Lo ocurrido en Europa con la crisis financiera actual demuestra la necesidad de establecer una supervisión bancaria a escala europea, ya que los bancos operan de facto de forma transnacional e inducen efectos sistémicos, que afectan a las economías en su conjunto. Y lo ocurrido en España es un caso clamoroso de fallo de la supervisión bancaria por parte del Banco de España y de las comunidades autónomas en lo que a las cajas de ahorro se refiere. La imposición de sanciones graves en el caso de los bancos correspondía al Ministerio de Economía y no al Banco de España, y las comunidades autónomas legislaban sobre las cajas al mismo tiempo que participaban en sus órganos de gobierno y en sus operaciones de activo y pasivo, produciéndose un irresoluble conflicto de intereses.

La crisis nos ha enseñado la existencia de una pluralidad de fallos del sistema económico que han permitido la acumulación de desequilibrios e ineficiencias durante casi dos décadas de crecimiento dorado y que se encuentran en el origen de los problemas actuales. Fallos en el diseño de políticas macroeconómicas que facilitaron la creación de burbujas como la inmobiliaria, la financiera y la sobrevaloración de activos como los eléctricos; fallos en los mercados financieros, derivados de la insuficiente transparencia de los mercados; fallos en la gobernanza de las empresas y fallos en la regulación y supervisión que han puesto de manifiesto la importancia de que existan autoridades supervisoras independientes que monitoricen el comportamiento del sistema financiero anticipando problemas y velen por su buen funcionamiento y estabilidad. Todo ello añadido en algunas ocasiones a falta de ética, comportamientos irregulares y conductas delictivas de directivos que perseguían directamente su lucro individual.

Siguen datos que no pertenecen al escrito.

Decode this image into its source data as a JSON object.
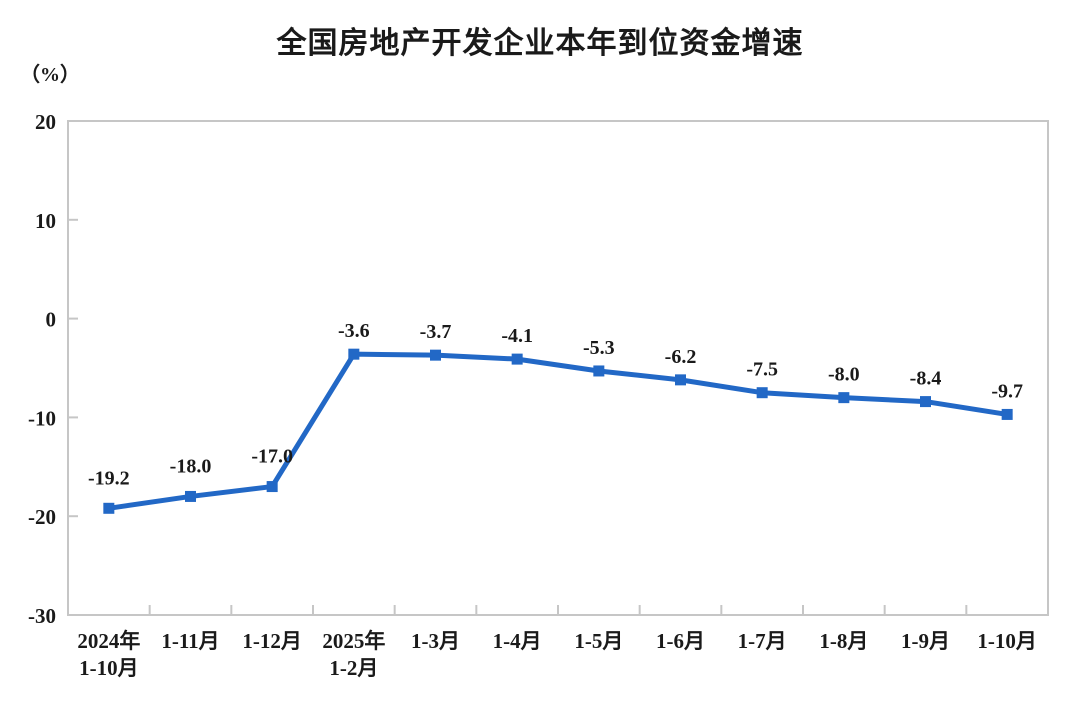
{
  "page": {
    "title": "全国房地产开发企业本年到位资金增速",
    "unit_label": "（%）"
  },
  "chart_data": {
    "type": "line",
    "title": "全国房地产开发企业本年到位资金增速",
    "ylabel": "（%）",
    "xlabel": "",
    "categories": [
      [
        "2024年",
        "1-10月"
      ],
      [
        "1-11月"
      ],
      [
        "1-12月"
      ],
      [
        "2025年",
        "1-2月"
      ],
      [
        "1-3月"
      ],
      [
        "1-4月"
      ],
      [
        "1-5月"
      ],
      [
        "1-6月"
      ],
      [
        "1-7月"
      ],
      [
        "1-8月"
      ],
      [
        "1-9月"
      ],
      [
        "1-10月"
      ]
    ],
    "values": [
      -19.2,
      -18.0,
      -17.0,
      -3.6,
      -3.7,
      -4.1,
      -5.3,
      -6.2,
      -7.5,
      -8.0,
      -8.4,
      -9.7
    ],
    "point_labels": [
      "-19.2",
      "-18.0",
      "-17.0",
      "-3.6",
      "-3.7",
      "-4.1",
      "-5.3",
      "-6.2",
      "-7.5",
      "-8.0",
      "-8.4",
      "-9.7"
    ],
    "y_ticks": [
      "20",
      "10",
      "0",
      "-10",
      "-20",
      "-30"
    ],
    "ylim": [
      -30,
      20
    ],
    "grid": false,
    "legend": "none",
    "marker": "square",
    "line_color": "#2268C6",
    "axis_color": "#C6C6C6",
    "text_color": "#1A1A1A"
  }
}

Es necesario aplicar el modelo de supervisión twin peaks en el que existen dos supervisores financieros, uno dedicado a la solvencia de las entidades y otro que se ocupe de la vigilancia de las normas de conducta, y que ambos tengan capacidad sancionadora en sus respectivos ámbitos. Y dotar a la CNMV de una mayor capacidad normativa, incrementar las inspecciones in situ de las entidades supervisadas e impulsar una mayor intendencia de dicho organismo supervisor.

El objetivo fundamental del momento presente es la salida de la crisis, poniendo las bases para evitar caer en la siguiente. Una de esas bases es mejorar el gobierno corporativo con una regulación y un papel del Estado más activo.

La resolución de la actual crisis de nuestro sistema financiero reclama algo más que la intervención del fondo de rescate europeo para facilitar la recapitalización de la banca española. No sólo hay que poner condiciones a esa ayuda para que no redunde en más sacrificios de gasto público y para que se transforme, más pronto que tarde, en créditos hacia las familias y las empresas, sino también en la exigencia de un buen gobierno corporativo en las entidades beneficiarias que evite los oportunismos de antaño por parte de sus directivos. Es preciso además ampliar ese gobierno corporativo hacia la RSC, reivindicando empresas financieras y no financieras que reconozcan las aportaciones de todos los stakeholders que intervienen en la acción colectiva de las empresas: accionistas sí, pero también acreedores, clientes, trabajadores y sociedad en general.